During the first three quarters of 2023, the Transportation Security Administration (TSA) intercepted 5,072 firearms at airport security checkpoints, and at the current rate, the agency will surpass last year’s record 6,542 firearms prevented from getting onboard aircraft.

In the third quarter, which ended Sept. 30, Transportation Security Officers (TSOs) stopped 1,820 firearms at checkpoints. The total represents an average 19.8 firearms per day at TSA checkpoints of which more than 94% were loaded.

“Passengers may travel with a firearm, but it must be in their checked baggage,” said TSA Administrator David Pekoske. “Firearms are only permitted in checked baggage, unloaded in a locked hard-sided case and must be declared to the airline when checking the bag at the ticket counter.
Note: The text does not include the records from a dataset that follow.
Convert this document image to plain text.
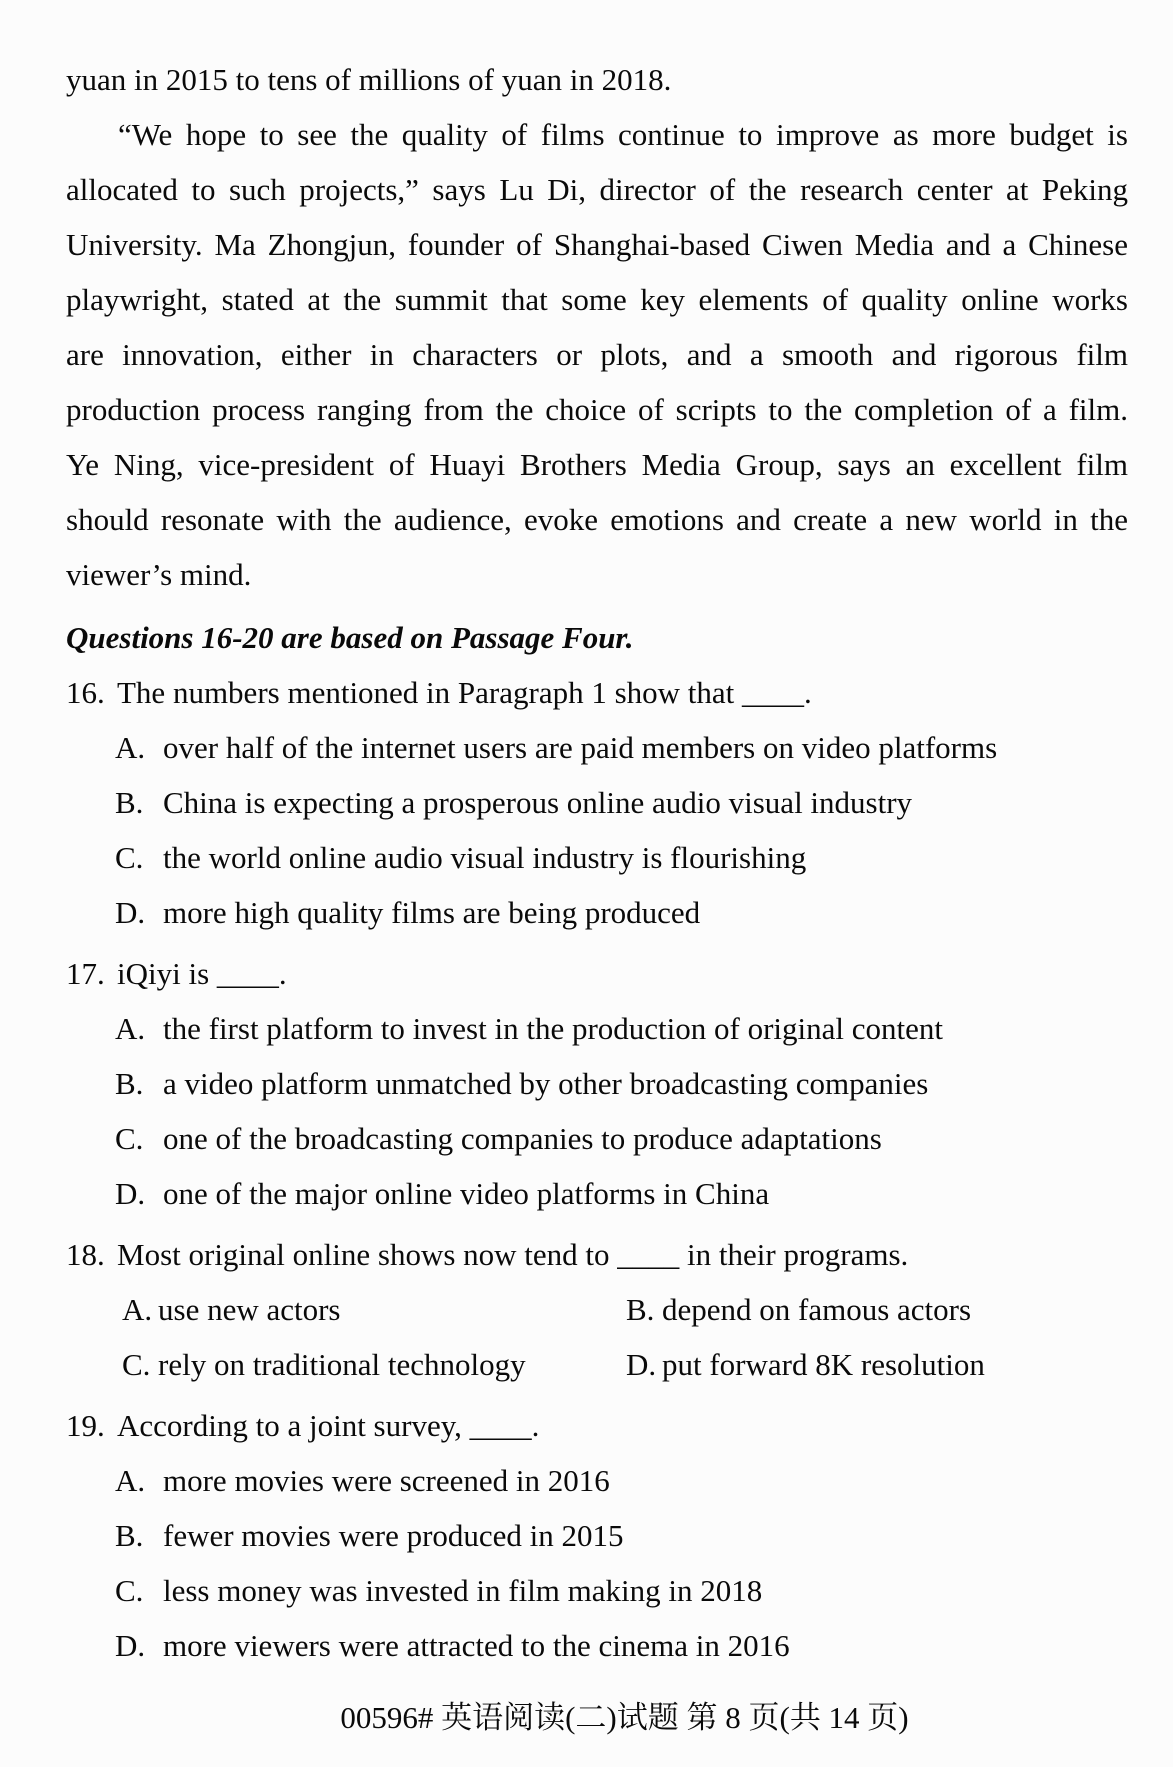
yuan in 2015 to tens of millions of yuan in 2018.
“We hope to see the quality of films continue to improve as more budget is
allocated to such projects,” says Lu Di, director of the research center at Peking
University. Ma Zhongjun, founder of Shanghai-based Ciwen Media and a Chinese
playwright, stated at the summit that some key elements of quality online works
are innovation, either in characters or plots, and a smooth and rigorous film
production process ranging from the choice of scripts to the completion of a film.
Ye Ning, vice-president of Huayi Brothers Media Group, says an excellent film
should resonate with the audience, evoke emotions and create a new world in the
viewer’s mind.
Questions 16-20 are based on Passage Four.
16. The numbers mentioned in Paragraph 1 show that ____.
A. over half of the internet users are paid members on video platforms
B. China is expecting a prosperous online audio visual industry
C. the world online audio visual industry is flourishing
D. more high quality films are being produced
17. iQiyi is ____.
A. the first platform to invest in the production of original content
B. a video platform unmatched by other broadcasting companies
C. one of the broadcasting companies to produce adaptations
D. one of the major online video platforms in China
18. Most original online shows now tend to ____ in their programs.
A. use new actors	B. depend on famous actors
C. rely on traditional technology	D. put forward 8K resolution
19. According to a joint survey, ____.
A. more movies were screened in 2016
B. fewer movies were produced in 2015
C. less money was invested in film making in 2018
D. more viewers were attracted to the cinema in 2016
00596# 英语阅读(二)试题 第 8 页(共 14 页)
Firearms are prohibited at security checkpoints, in the secure area of an airport or in the passenger cabin of an aircraft even if a passenger has a concealed carry permit or is in a constitutional carry jurisdiction.”  

If a passenger brings a firearm to the TSA checkpoint, the TSO will contact local law enforcement to safely unload and take possession of the firearm. The law enforcement officer may also arrest or cite the passenger, depending on local law. TSA may impose a civil penalty up to almost $15,000, and passengers who present with a firearm at a security checkpoint will lose TSA PreCheck® eligibility for five years.